The mayor ordered the police to
stop them. Police officers stopped the buses and opened fire on the unarmed students, killing 3 people, among them
a football player from a bus that was confused as being one of the
students’. They kidnapped the students, one of which turned out dead the day after with the
flesh and eyes removed from his skull, having been tortured to death. The rest, according to the government’s investigation,
were taken to a garbage disposal site, summarily executed and then burnt
to be finally disposed of by dumping their charred remains into a river.
This act shocked the nation. The forced disappearance of 43 students at
the hands of local police, the mayor and a
drug cartel was unprecedented in that the line between criminals and government
was completely erased. It made it obvious that government officials were
criminals and criminals were government
officials. It also enraged people because it was known by authorities at
the highest level that this could happen. In short,
Ayotzinapa was a ticking bomb waiting to explode. Thousands of Mexicans have taken to the streets to protest
Peña’s government response, which has
been characterised as slow, insufficient and insensitive. It took the government weeks to react and start investigating seriously and it was mainly due to
political pressure exerted from
street protests.
A big question floats around in many countries
around the world. What changed in Mexico? Why are the protests so
massive? What happened? Many of the answers are within the story we’ve told here:
ever since Mexicans can remember, violence and political oppression have been a part of their daily lives. Even for those who are lucky
enough to have a college education and are
relatively well off, the constant in their lives is a sense of insecurity.

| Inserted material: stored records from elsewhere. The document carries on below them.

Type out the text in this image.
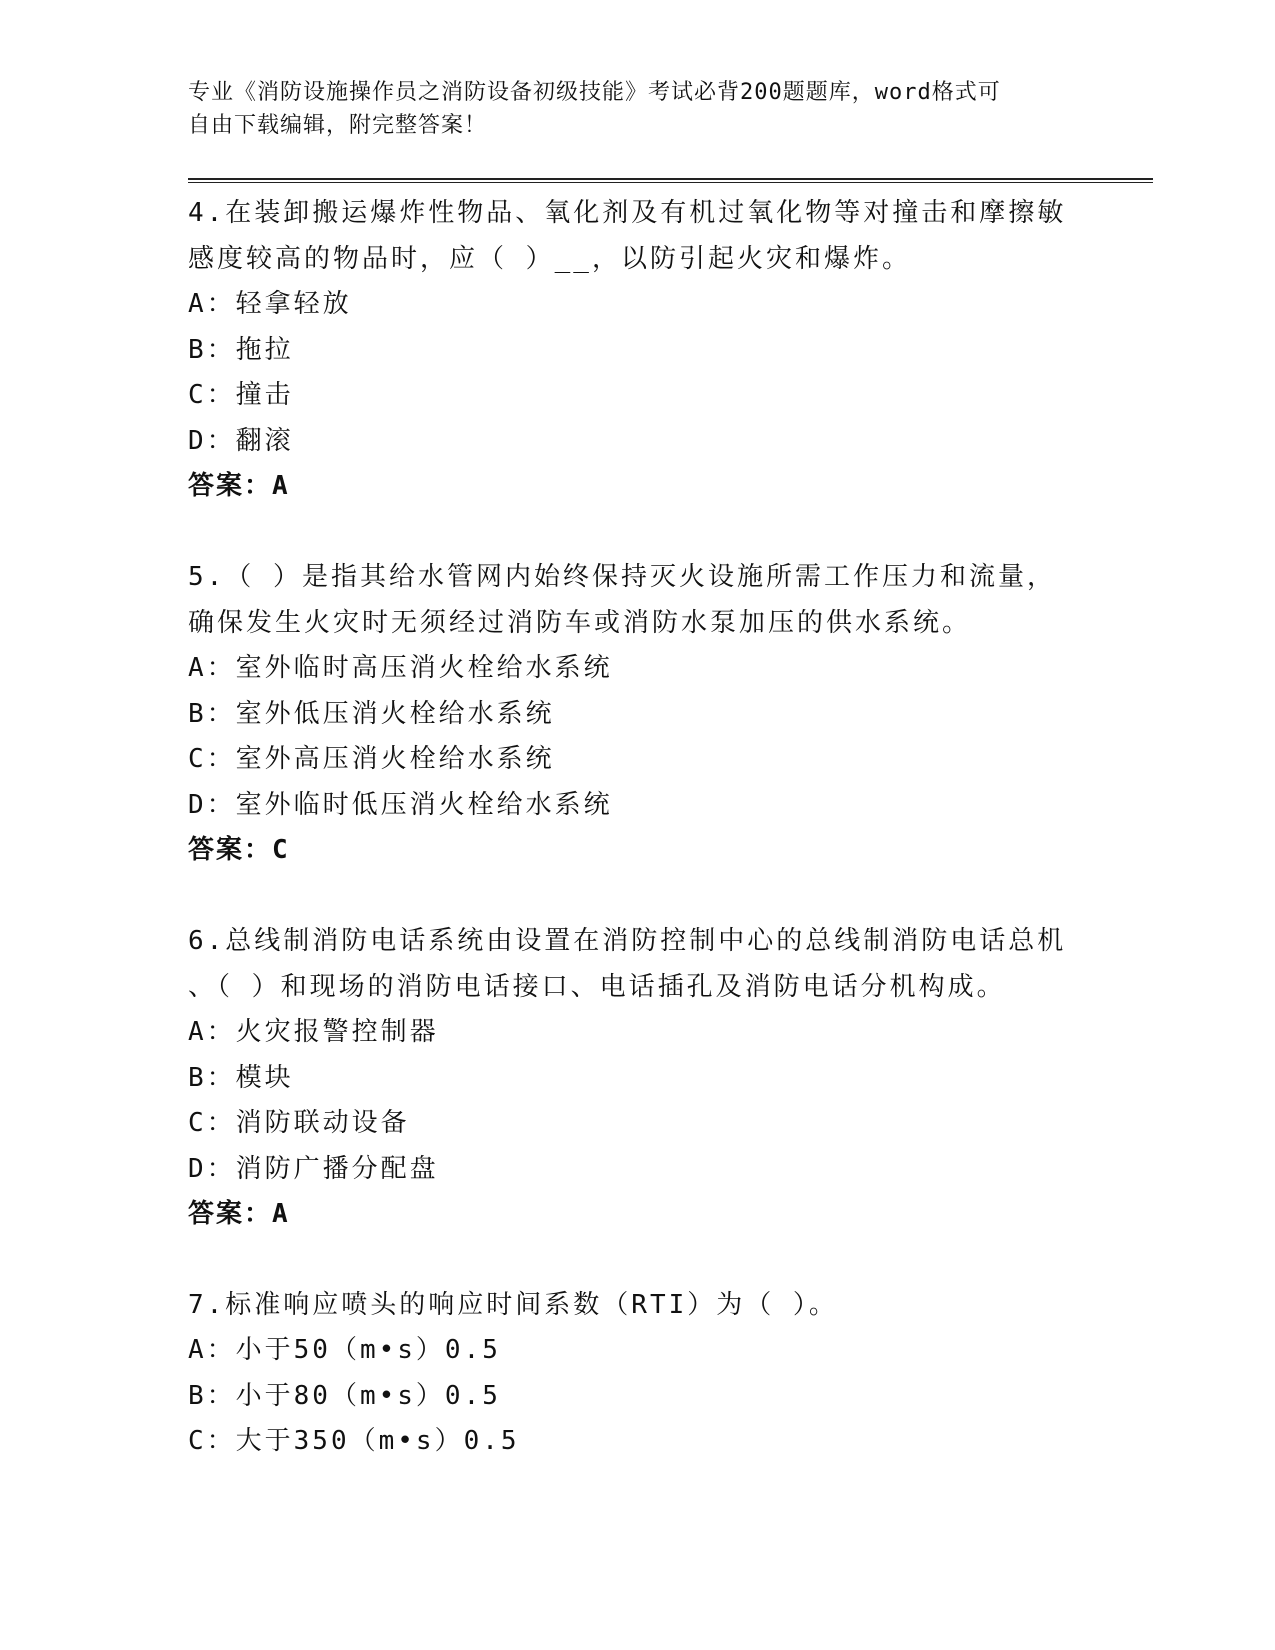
专业《消防设施操作员之消防设备初级技能》考试必背200题题库，word格式可
自由下载编辑，附完整答案！

4.在装卸搬运爆炸性物品、氧化剂及有机过氧化物等对撞击和摩擦敏

感度较高的物品时，应（ ）__，以防引起火灾和爆炸。

A：轻拿轻放

B：拖拉

C：撞击

D：翻滚

答案：A

5.（ ）是指其给水管网内始终保持灭火设施所需工作压力和流量，

确保发生火灾时无须经过消防车或消防水泵加压的供水系统。

A：室外临时高压消火栓给水系统

B：室外低压消火栓给水系统

C：室外高压消火栓给水系统

D：室外临时低压消火栓给水系统

答案：C

6.总线制消防电话系统由设置在消防控制中心的总线制消防电话总机

、（ ）和现场的消防电话接口、电话插孔及消防电话分机构成。

A：火灾报警控制器

B：模块

C：消防联动设备

D：消防广播分配盘

答案：A

7.标准响应喷头的响应时间系数（RTI）为（ ）。

A：小于50（m•s）0.5

B：小于80（m•s）0.5

C：大于350（m•s）0.5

Economic opportunity for the great
majority of people has remained elusive. Government corruption is widespread
and tolerated. But the change that Ayotzinapa brought forth is the sense that
government and crime are now
indiscriminately killing citizens. There
is a feeling that nobody is safe. This can be a watershed moment: maybe, Mexicans have realised that their
current political system is seriously flawed and they can push for change. Some of the persons that looked away from the
protests of the #Yosoy132 movement are now joining in massive, civic and
nonpartisan protests calling for justice and
against Enrique Peña Nieto.
The protests are varied but one element is common to most protesters:
disillusionment with the entire political
class. Initially, the call for Guerrero’s
governor to resign were so strong
that he was forced to step down. Now,
many are calling for the Attorney General
and Peña Nieto’s resignation. Never
before had such a broad section of Mexican
society demanded sweeping political
change without consideration of any
political party, politician or ideology.
There is a strong sense that in Mexico, no
government mechanism works, not the economy, not the police, not the judiciary. This
frustration, coupled with an enormous amount of young people that demand a
better future, has been the catalyst of the protests in support of Ayotzinapa. The Mexican government is at a
tipping point. Mr. Peña has proposed a series of 10 measures that range from special economic
zones in Michoacán and Guerrero, to judiciary reforms to provide Mexicans a quick, easy access
to justice in everyday affairs such as divorce or labour issues. Unfortunately for him, these
measures did not go very far in gaining back the confidence of the population. Most people think
it’s too little and too late. Also, the proposed reforms ignore a fundamental fact: legal
changes do very little in the way of improving
things when the problem is the
application and effectiveness of the law.
The
Mexican people have raised the bar
higher than that. They demand something much more difficult to accomplish: real
economic development, equality in the opportunities to educate themselves, a more egalitarian country and a stop to the
violence. Mexicans like me that have gone out of the streets and demanded justice for Ayotzinapa have rallied behind the
cry “Todos somos Ayotzinapa” (We are
all Ayotzinapa). For us, justice for the 43 disappeared students is also a
demand of justice for all Mexicans.
We are two months into the protests and the story is still unfolding. Hope is
out there that, for the first time, Mexico can change. I hope it does.